There are several payment types available for student loans, depending on the type of loan and the repayment plan that you choose. Here are some of the most common payment types:
- Standard repayment: With a standard repayment plan, you’ll make fixed monthly payments over a period of 10 years. This is the default repayment plan for most federal student loans.
- Graduated repayment: With a graduated repayment plan, your monthly payments start out lower and then gradually increase over a period of 10 years. This can be a good option for borrowers who expect their income to increase over time.
- Extended repayment: With an extended repayment plan, you’ll have up to 25 years to repay your loans, and you can choose between fixed or graduated payments. This can be a good option for borrowers who need lower monthly payments.

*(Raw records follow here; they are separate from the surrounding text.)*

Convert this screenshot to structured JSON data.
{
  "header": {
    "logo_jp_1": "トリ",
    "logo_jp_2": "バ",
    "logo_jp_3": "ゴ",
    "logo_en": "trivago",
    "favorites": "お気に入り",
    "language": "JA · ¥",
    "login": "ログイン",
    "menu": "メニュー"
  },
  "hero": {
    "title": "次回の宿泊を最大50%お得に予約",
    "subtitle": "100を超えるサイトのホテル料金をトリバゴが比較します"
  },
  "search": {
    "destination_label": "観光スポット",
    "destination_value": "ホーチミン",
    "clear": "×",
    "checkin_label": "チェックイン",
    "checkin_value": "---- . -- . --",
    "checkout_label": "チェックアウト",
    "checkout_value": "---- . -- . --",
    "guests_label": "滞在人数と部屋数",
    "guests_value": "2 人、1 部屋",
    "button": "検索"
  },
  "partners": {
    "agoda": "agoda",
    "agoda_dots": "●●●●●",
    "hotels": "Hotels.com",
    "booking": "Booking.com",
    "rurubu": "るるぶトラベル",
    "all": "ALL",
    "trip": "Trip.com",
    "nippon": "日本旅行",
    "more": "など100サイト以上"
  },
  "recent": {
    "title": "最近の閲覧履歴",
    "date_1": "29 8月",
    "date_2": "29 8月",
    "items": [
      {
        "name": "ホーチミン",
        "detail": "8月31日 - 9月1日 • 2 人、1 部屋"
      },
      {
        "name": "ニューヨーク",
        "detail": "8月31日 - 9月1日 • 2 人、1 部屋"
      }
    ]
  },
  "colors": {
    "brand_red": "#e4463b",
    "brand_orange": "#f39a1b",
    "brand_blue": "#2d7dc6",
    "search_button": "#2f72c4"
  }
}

- Income-driven repayment: Income-driven repayment plans adjust your monthly payments based on your income and family size. There are several types of income-driven repayment plans, including Income-Based Repayment (IBR), Pay As You Earn (PAYE), Revised Pay As You Earn (REPAYE), and Income-Contingent Repayment (ICR).
- Income-sensitive repayment: This is a repayment plan offered by some lenders for certain types of loans, and it adjusts your monthly payments based on your income.
It’s important to note that not all repayment plans are available for all types of loans, and there may be eligibility requirements for certain plans. Be sure to research all of your options and choose the repayment plan that works best for your financial situation.